The Government-created Office for Students (OfS), joins OfGem, OfWat and the rest as an ineffective watchdog and regulator. It says it has no role to try to settle the university lecturers dispute beyond confirming what the High Court and Competition and Mergers Authority have already established – that students have a right to seek compensation for disrupted and sub-standard education. More than 100,000 are now party to a class action began by students at UCL.
The percentage of children at university from underprivileged backgrounds is going up and will be a priority for admissions again this year. 90% of home students today went to state school.
Limiting access to university courses and discouraging aspiration is most likely to affect those for whom going to university represents the biggest challenge. First-in-their-family students are most likely to go to the celebrated metropolitan universities and to live close to home. If OfS cut back their “low value” courses as the government’s “crackdown on rip-off degrees” is instructing it to do, there will be fewer educational ladders available. Access to university could become more elitist.
Besides, as Keegan’s Labour Shadow, Bridget Phillipson, MA History Oxford, pointed out in her reply to the government’s latest “higher education reform”, universities should be about more than business studies: “young people want to go to university not merely to get on financially, but for the chance to join the pursuit of learning, to explore ideas and undertake research that benefits us all. That chance and that opportunity matter too.”
Universities have kept their finances afloat by increasing the numbers of foreign students who pay higher fees. A three year degree can cost an international student more than twice as much – some $100,000 in tuition. At undergraduate level, the number of home students have increased from 1.2 to 1.5 million over the past twenty years. Foreign students have more than doubled from 102,000 to 257,000. They represent 45 per cent of post graduates.

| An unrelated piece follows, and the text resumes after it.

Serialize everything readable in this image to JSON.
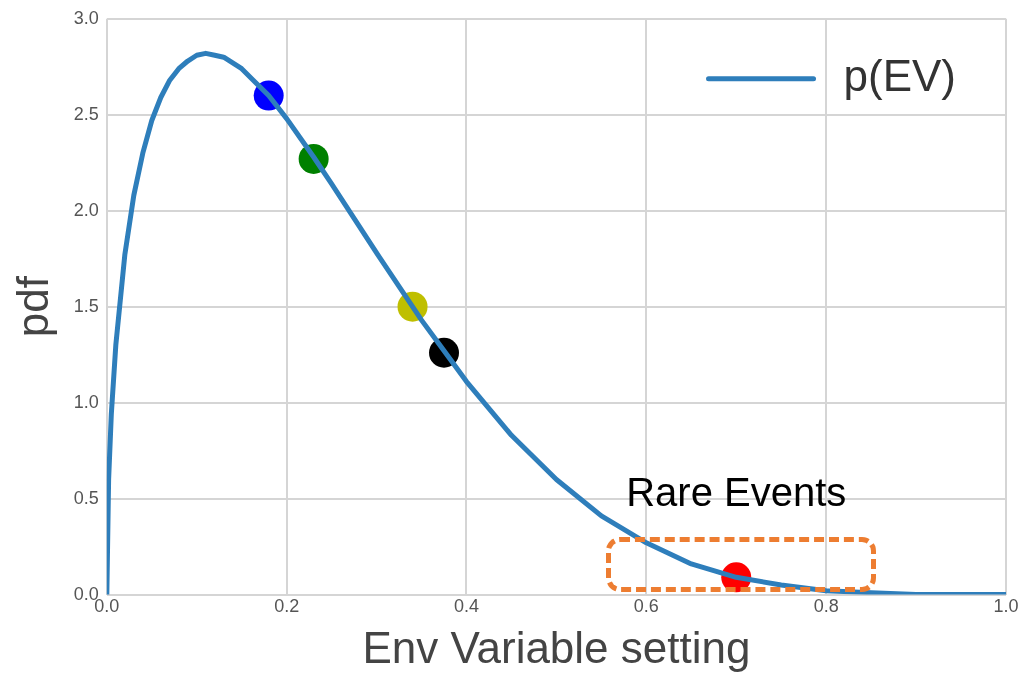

The MAB threatens that golden goose. The rest of the world is less forgiving of the chaos in our higher education system. No graduation means no future for many foreign students. Others are finding it difficult to get their visas to stay here extended. The Home office says it is doing what it can but has not waived the £490 re-application fee. There are already indications that students from China, one of the most remunerative groups, are looking to switch to other countries.
Meanwhile UK universities have lost £80m of regular investment via the EU. The government is still haggling over rejoining Horizon Europe in spite of Britain’s leading scientists appealing to them on bended knee to do so. The Turing student exchange scheme, announced after the government ruled that Brexit meant leaving the Erasmus programme, has yet to match Erasmus in scale, scope or opportunity for students. Some Turing grants have gone to primary schools instead. For the record, the UK government spends some $7,000, US dollar equivalent, per university student each year compared to $15,900 in Germany, $13,600 in France and $12,600 in the US.
Creative industries protest in vain that they are collectively one of this country’s most productive and highest earning sectors. Down-graded by ministers, not graded by their tutors, and with the whole experience degraded, it is likely that some potential students, especially in the humanities, may give up on the idea of going to university. To the relief of ministers there will be fewer English graduates (like me) to quote Oscar Wilde at them about knowing the price of everything and the value of nothing.